Nous ajouterons aussi qu’il est impossible dès lors que soit photographiée ou filmée la violence dont nous font part régulièrement les détenus à leur égard. Sans photos, vidéos, seule leur parole est un témoignage. L’accès à internet : nous recevons des plaintes récurrentes des détenus : pas assez d’accès, dans les faits 1 jour sur 2 pendant 1 heure sur inscription, il n’y a que 10 ordinateurs et leur activité sur internet est tracée et mémorisée sur un serveur. Avec le téléphone (qu’ils doivent acheter, ou que nous leur procurons) c’est le seul moyen pour eux d’avoir des échos de ce qui se passe à l’extérieur. Un détenu nous a raconté qu’arrivé à l’aéroport il lui avait été montré un laissez-passer vers le Sénégal, alors que l’ambassade, à laquelle il avait téléphoné, lui avait certifié ne pas en avoir délivré. Nous avons interrogé la direction sur ce cas précis car nous suspections le retour du laissez-passer européen. « Ce document de voyage, délivré par les Etats membres de l’UE – et eux seuls -, permet d’expulser une personne sans qu’elle ait été identifiée par le pays « tiers » dont elle est supposée être originaire, et donc sans laissez-passer consulaire, au mépris de ses droits et du principe d’égalité entre Etats souverains (garanti par la Convention de Vienne). » (https://www.cncd.be/Le-Laissez-passer-europeen-un-pas février 2017) . La réponse de la direction ne nous a pas beaucoup éclairé : il nous a dit qu’indépendamment des pays vers lesquels les personnes peuvent être renvoyées automatiquement si le règlement Dublin le permet, il y a des accords avec des pays tels l’Albanie, le Kosovo, …. qui font qu’un laissez-passer n’est pas nécessaire. Mais que dans les autres cas le pays vers lequel l’OE veut envoyer la personne doit donner son accord via l’ambassade. Il explique alors pour le cas précis du monsieur sénégalais « qu’il arrive que l’ambassade laisse croire au résident qu’elle n’en a pas délivré pour être tranquille ».

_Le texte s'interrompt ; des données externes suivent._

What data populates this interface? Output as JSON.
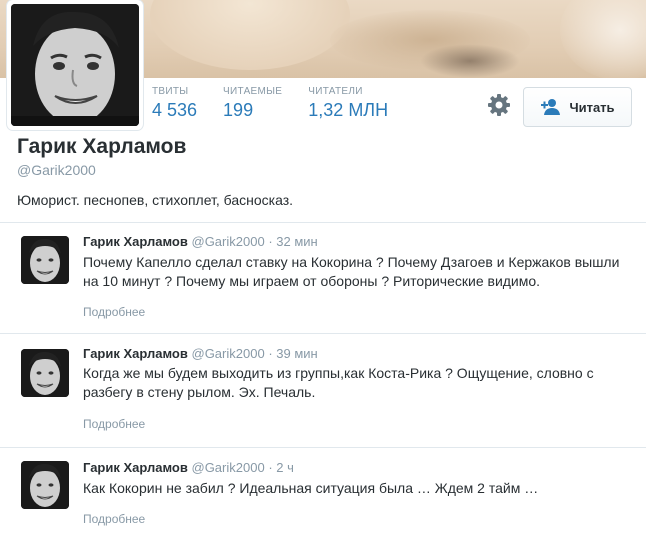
{
  "profile": {
    "name": "Гарик Харламов",
    "handle": "@Garik2000",
    "bio": "Юморист. песнопев, стихоплет, басносказ.",
    "stats": [
      {
        "label": "ТВИТЫ",
        "value": "4 536"
      },
      {
        "label": "ЧИТАЕМЫЕ",
        "value": "199"
      },
      {
        "label": "ЧИТАТЕЛИ",
        "value": "1,32 МЛН"
      }
    ],
    "follow_label": "Читать",
    "settings_icon": "gear-icon",
    "follow_icon": "add-user-icon"
  },
  "colors": {
    "accent": "#2b7bb9",
    "muted": "#8899a6",
    "text": "#292f33"
  },
  "tweets": [
    {
      "name": "Гарик Харламов",
      "handle": "@Garik2000",
      "time": "· 32 мин",
      "text": "Почему Капелло сделал ставку на Кокорина ? Почему Дзагоев и Кержаков вышли на 10 минут ? Почему мы играем от обороны ? Риторические видимо.",
      "more": "Подробнее"
    },
    {
      "name": "Гарик Харламов",
      "handle": "@Garik2000",
      "time": "· 39 мин",
      "text": "Когда же мы будем выходить из группы,как Коста-Рика ? Ощущение, словно с разбегу в стену рылом. Эх. Печаль.",
      "more": "Подробнее"
    },
    {
      "name": "Гарик Харламов",
      "handle": "@Garik2000",
      "time": "· 2 ч",
      "text": "Как Кокорин не забил ? Идеальная ситуация была … Ждем 2 тайм …",
      "more": "Подробнее"
    }
  ]
}
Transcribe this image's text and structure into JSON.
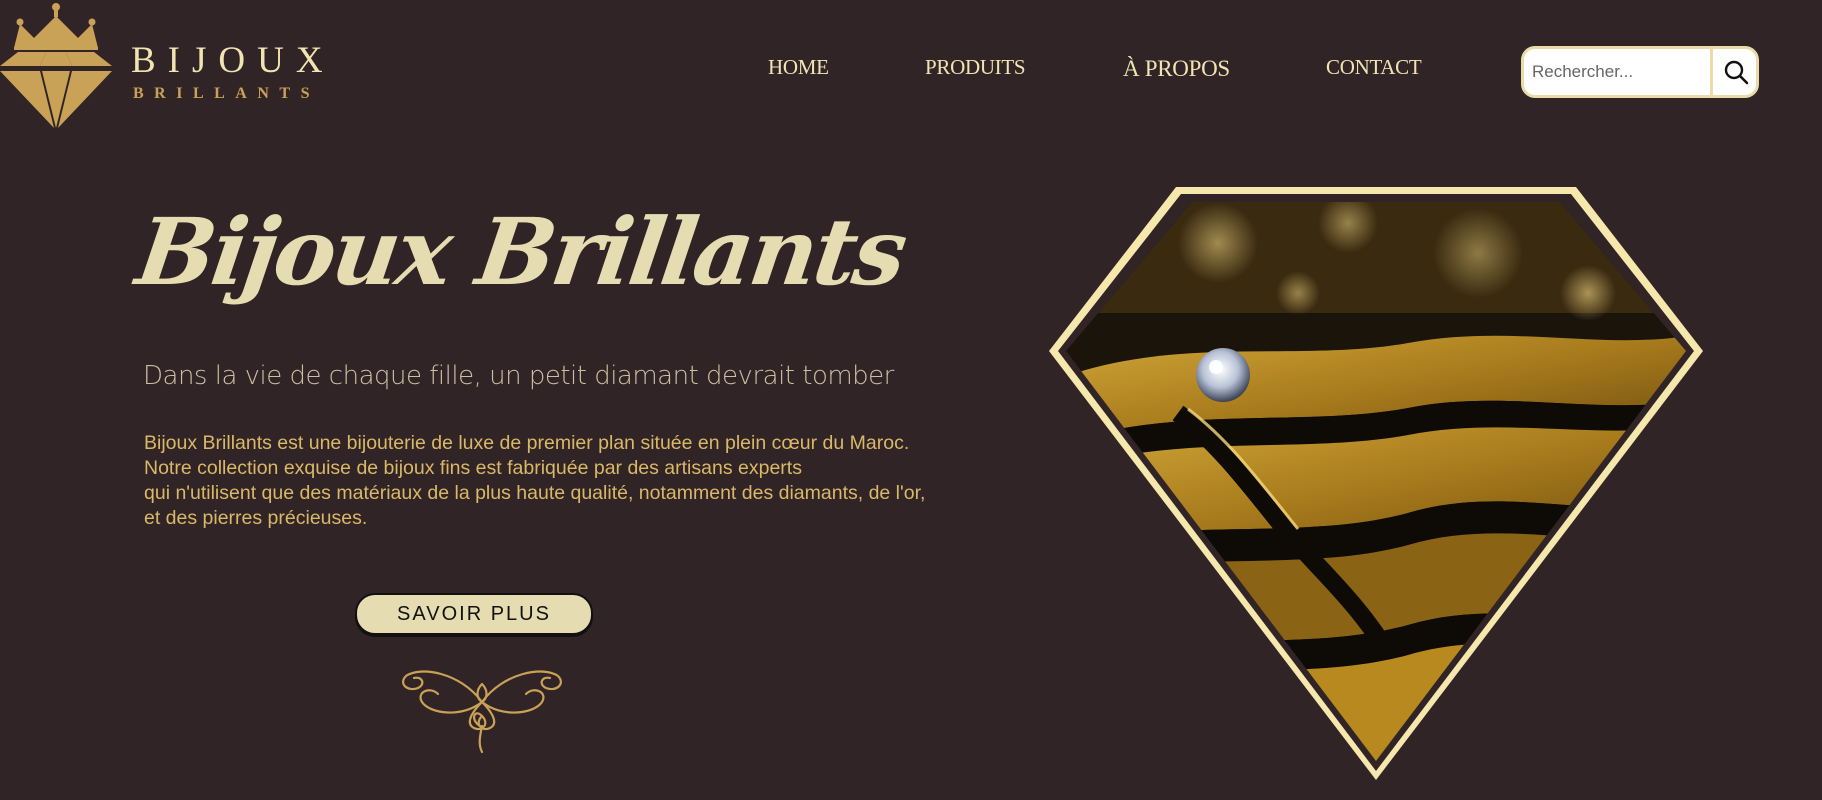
{
  "brand": {
    "name": "BIJOUX",
    "subtitle": "BRILLANTS"
  },
  "nav": {
    "items": [
      {
        "label": "HOME"
      },
      {
        "label": "PRODUITS"
      },
      {
        "label": "À PROPOS"
      },
      {
        "label": "CONTACT"
      }
    ]
  },
  "search": {
    "placeholder": "Rechercher...",
    "value": ""
  },
  "hero": {
    "title": "Bijoux Brillants",
    "tagline": "Dans la vie de chaque fille, un petit diamant devrait tomber",
    "description_lines": [
      "Bijoux Brillants est une bijouterie de luxe de premier plan située en plein cœur du Maroc.",
      "Notre collection exquise de bijoux fins est fabriquée par des artisans experts",
      "qui n'utilisent que des matériaux de la plus haute qualité, notamment des diamants, de l'or,",
      "et des pierres précieuses."
    ],
    "cta_label": "SAVOIR PLUS"
  },
  "colors": {
    "background": "#312426",
    "cream": "#e6dcb2",
    "gold": "#c9a157",
    "text_gold": "#d9b868"
  },
  "icons": [
    "crown-icon",
    "diamond-logo-icon",
    "search-icon",
    "ornament-flourish-icon"
  ]
}
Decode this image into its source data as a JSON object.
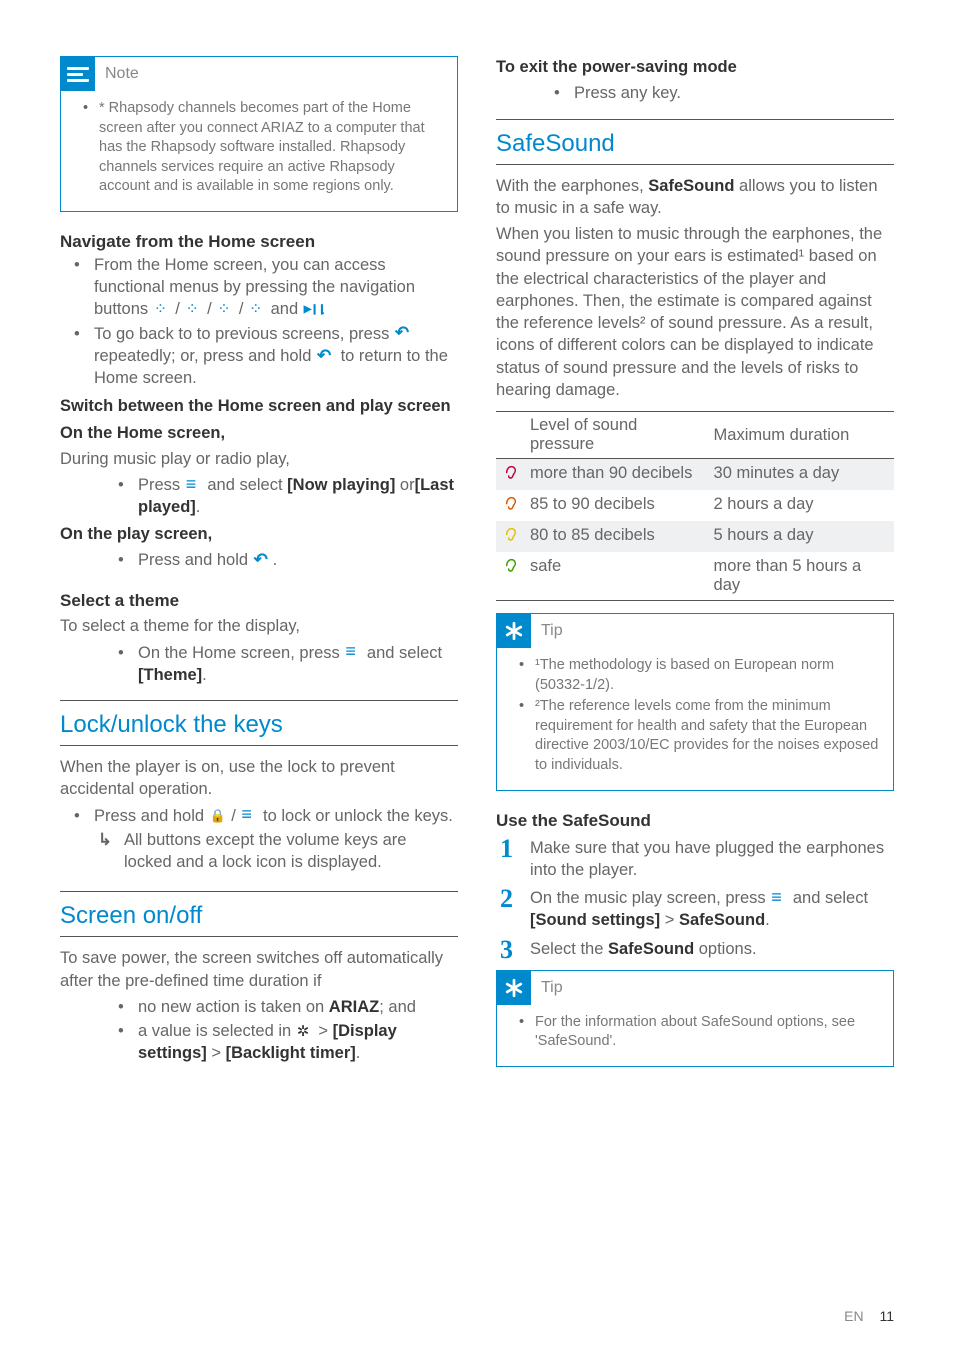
{
  "left": {
    "note": {
      "label": "Note",
      "items": [
        "* Rhapsody channels becomes part of the Home screen after you connect ARIAZ to a computer that has the Rhapsody software installed. Rhapsody channels services require an active Rhapsody account and is available in some regions only."
      ]
    },
    "nav": {
      "title": "Navigate from the Home screen",
      "b1a": "From the Home screen, you can access functional menus by pressing the navigation buttons ",
      "b1b": " and ",
      "b2a": "To go back to to previous screens, press ",
      "b2b": " repeatedly; or, press and hold ",
      "b2c": " to return to the Home screen.",
      "switch_heading": "Switch between the Home screen and play screen",
      "home_label": "On the Home screen,",
      "home_line": "During music play or radio play,",
      "home_sub_a": "Press ",
      "home_sub_b": " and select ",
      "now_playing": "[Now playing]",
      "or": " or",
      "last_played": "[Last played]",
      "play_label": "On the play screen,",
      "play_sub": "Press and hold "
    },
    "theme": {
      "title": "Select a theme",
      "lead": "To select a theme for the display,",
      "sub_a": "On the Home screen, press ",
      "sub_b": " and select ",
      "theme_opt": "[Theme]"
    },
    "lock": {
      "title": "Lock/unlock the keys",
      "lead": "When the player is on, use the lock to prevent accidental operation.",
      "b1a": "Press and hold ",
      "b1b": " to lock or unlock the keys.",
      "arrow": "All buttons except the volume keys are locked and a lock icon is displayed."
    },
    "screen": {
      "title": "Screen on/off",
      "lead": "To save power, the screen switches off automatically after the pre-defined time duration if",
      "b1a": "no new action is taken on ",
      "ariaz": "ARIAZ",
      "b1b": "; and",
      "b2a": "a value is selected in ",
      "disp": "[Display settings]",
      "gt": " > ",
      "bl": "[Backlight timer]"
    }
  },
  "right": {
    "exit_title": "To exit the power-saving mode",
    "exit_item": "Press any key.",
    "safesound": {
      "title": "SafeSound",
      "p1a": "With the earphones, ",
      "p1b": "SafeSound",
      "p1c": " allows you to listen to music in a safe way.",
      "p2": "When you listen to music through the earphones, the sound pressure on your ears is estimated¹ based on the electrical characteristics of the player and earphones. Then, the estimate is compared against the reference levels² of sound pressure. As a result, icons of different colors can be displayed to indicate status of sound pressure and the levels of risks to hearing damage."
    },
    "table": {
      "h1": "Level of sound pressure",
      "h2": "Maximum duration",
      "rows": [
        {
          "level": "more than 90 decibels",
          "dur": "30 minutes a day",
          "color": "#c0004a"
        },
        {
          "level": "85 to 90 decibels",
          "dur": "2 hours a day",
          "color": "#d85a00"
        },
        {
          "level": "80 to 85 decibels",
          "dur": "5 hours a day",
          "color": "#e0c200"
        },
        {
          "level": "safe",
          "dur": "more than 5 hours a day",
          "color": "#3aa000"
        }
      ]
    },
    "tip1": {
      "label": "Tip",
      "items": [
        "¹The methodology is based on European norm (50332-1/2).",
        "²The reference levels come from the minimum requirement for health and safety that the European directive 2003/10/EC provides for the noises exposed to individuals."
      ]
    },
    "use": {
      "title": "Use the SafeSound",
      "s1": "Make sure that you have plugged the earphones into the player.",
      "s2a": "On the music play screen, press ",
      "s2b": " and select ",
      "s2c": "[Sound settings]",
      "s2d": " > ",
      "s2e": "SafeSound",
      "s3a": "Select the ",
      "s3b": "SafeSound",
      "s3c": " options."
    },
    "tip2": {
      "label": "Tip",
      "items": [
        "For the information about SafeSound options, see 'SafeSound'."
      ]
    }
  },
  "footer": {
    "lang": "EN",
    "page": "11"
  },
  "chart_data": {
    "type": "table",
    "title": "SafeSound pressure vs. maximum duration",
    "columns": [
      "Level of sound pressure",
      "Maximum duration"
    ],
    "rows": [
      [
        "more than 90 decibels",
        "30 minutes a day"
      ],
      [
        "85 to 90 decibels",
        "2 hours a day"
      ],
      [
        "80 to 85 decibels",
        "5 hours a day"
      ],
      [
        "safe",
        "more than 5 hours a day"
      ]
    ]
  }
}
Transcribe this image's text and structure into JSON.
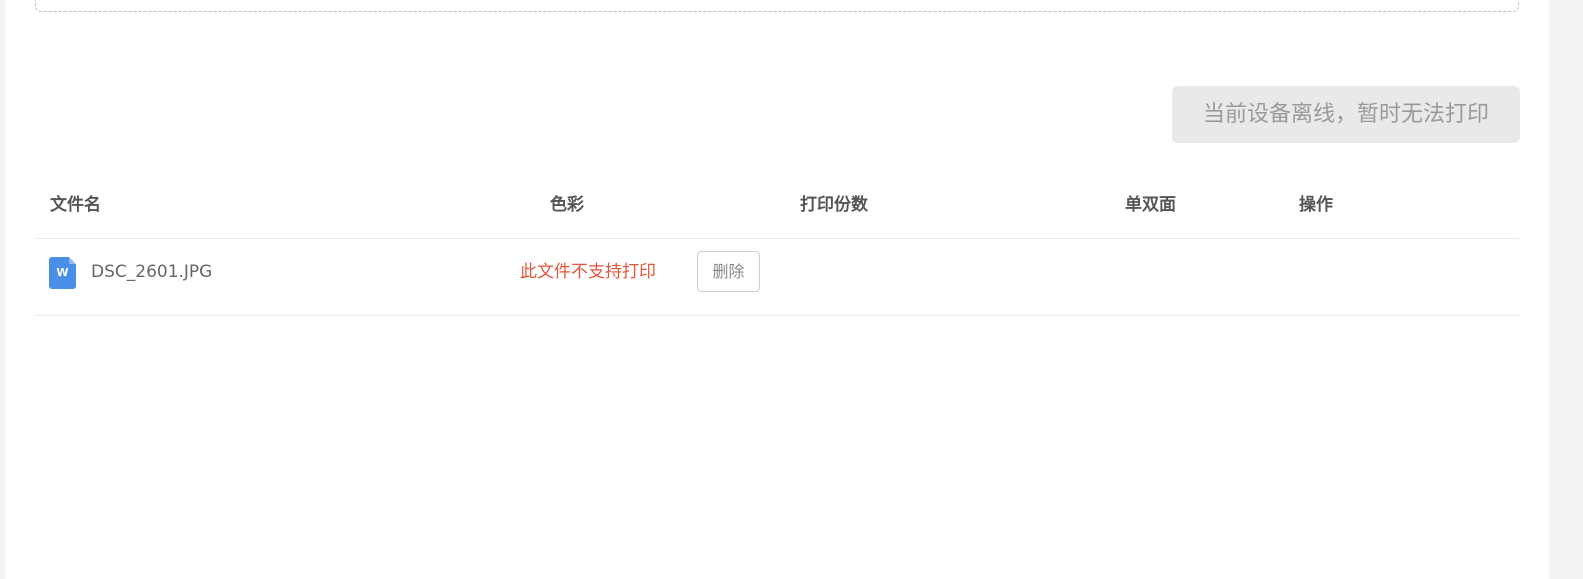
{
  "print_button_label": "当前设备离线，暂时无法打印",
  "table": {
    "headers": {
      "filename": "文件名",
      "color": "色彩",
      "copies": "打印份数",
      "duplex": "单双面",
      "actions": "操作"
    },
    "rows": [
      {
        "file_icon_letter": "W",
        "filename": "DSC_2601.JPG",
        "status": "此文件不支持打印",
        "delete_label": "删除"
      }
    ]
  },
  "icons": {
    "file_icon": "word-document-icon"
  },
  "colors": {
    "status_error": "#e0563b",
    "file_icon_blue": "#4a8fe7",
    "disabled_button_bg": "#e9e9e9"
  }
}
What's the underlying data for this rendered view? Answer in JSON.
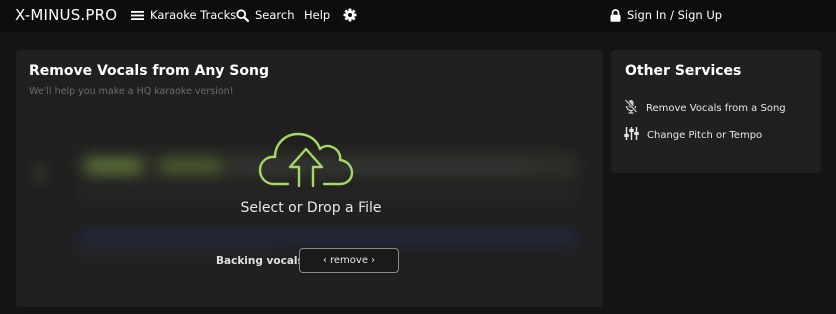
{
  "header": {
    "brand": "X-MINUS.PRO",
    "nav": {
      "karaoke_tracks": "Karaoke Tracks",
      "search": "Search",
      "help": "Help",
      "sign_in": "Sign In / Sign Up"
    },
    "icons": {
      "menu": "hamburger-icon",
      "search": "search-icon",
      "settings": "gear-icon",
      "lock": "lock-icon"
    }
  },
  "main": {
    "title": "Remove Vocals from Any Song",
    "subtitle": "We'll help you make a HQ karaoke version!",
    "dropzone": {
      "icon": "cloud-upload-icon",
      "label": "Select or Drop a File"
    },
    "backing_vocals": {
      "label": "Backing vocals",
      "selected": "‹ remove ›"
    }
  },
  "sidebar": {
    "title": "Other Services",
    "links": [
      {
        "label": "Remove Vocals from a Song",
        "icon": "mic-off-icon"
      },
      {
        "label": "Change Pitch or Tempo",
        "icon": "sliders-icon"
      }
    ]
  },
  "colors": {
    "accent": "#a6d864",
    "background": "#151515",
    "card": "#202020",
    "topbar": "#0d0d0d"
  }
}
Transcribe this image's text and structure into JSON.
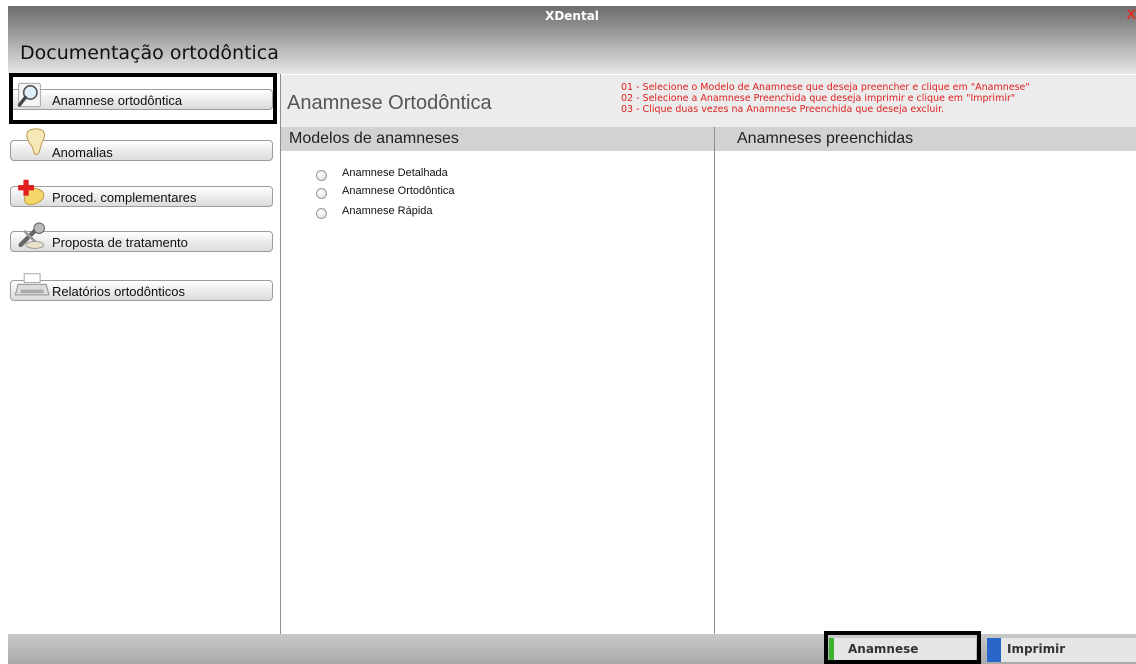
{
  "window": {
    "app_title": "XDental",
    "close_glyph": "X"
  },
  "page_title": "Documentação ortodôntica",
  "sidebar": {
    "items": [
      {
        "label": "Anamnese ortodôntica",
        "icon": "magnifier-icon",
        "selected": true
      },
      {
        "label": "Anomalias",
        "icon": "tooth-icon"
      },
      {
        "label": "Proced. complementares",
        "icon": "plus-tooth-icon"
      },
      {
        "label": "Proposta de tratamento",
        "icon": "tools-icon"
      },
      {
        "label": "Relatórios ortodônticos",
        "icon": "printer-icon"
      }
    ]
  },
  "header": {
    "title": "Anamnese Ortodôntica",
    "instructions": [
      "01 - Selecione o Modelo de Anamnese que deseja preencher e clique em \"Anamnese\"",
      "02 - Selecione a Anamnese Preenchida que deseja imprimir e clique em \"Imprimir\"",
      "03 - Clique duas vezes na Anamnese Preenchida que deseja excluir."
    ]
  },
  "left_panel": {
    "title": "Modelos de anamneses",
    "options": [
      "Anamnese Detalhada",
      "Anamnese Ortodôntica",
      "Anamnese Rápida"
    ]
  },
  "right_panel": {
    "title": "Anamneses preenchidas"
  },
  "bottom_buttons": {
    "anamnese": "Anamnese",
    "imprimir": "Imprimir"
  },
  "colors": {
    "instruction_text": "#e02020",
    "anamnese_accent": "#3bb32f",
    "imprimir_accent": "#2a66c8"
  }
}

Nous avons aussi régulièrement des plaintes de détenus concernant le traitement médical qu’ils suivaient avant l’entrée au centre, et qui serait refusé ou modifié par le médecin du centre. Le directeur conteste ces critiques et parle plutôt de problème de médicaments qui n’existent pas en Belgique et qui sont remplacés par un autre de même molécule, ou alors un générique.
Conclusions :Comme chaque année, la direction nous a présenté son Centre fermé comme très accueillant et il ne semble pas prendre en compte le terrible stress des “résidents”, qui sont enfermés injustement, ne savent pas pour combien de temps, et qui craignent à tout moment, et très rapidement, de se voir éloignés de la Belgique, où ils ont souvent de solides attaches. Confronté à une question récurrente sur l’utilité des centres fermés, avec 150.000 sans-papiers, et une capacité maximale actuelle de détention de 751 personnes dans les différents centres fermés, le directeur répond avec une certaine irritation que 150.000 est une estimation exagérée, que le centre est là pour refouler les sans-papiers, conformément à la loi, votée par les hommes politiques et qu’il ne fait que l’appliquer comme fonctionnaire fédéral.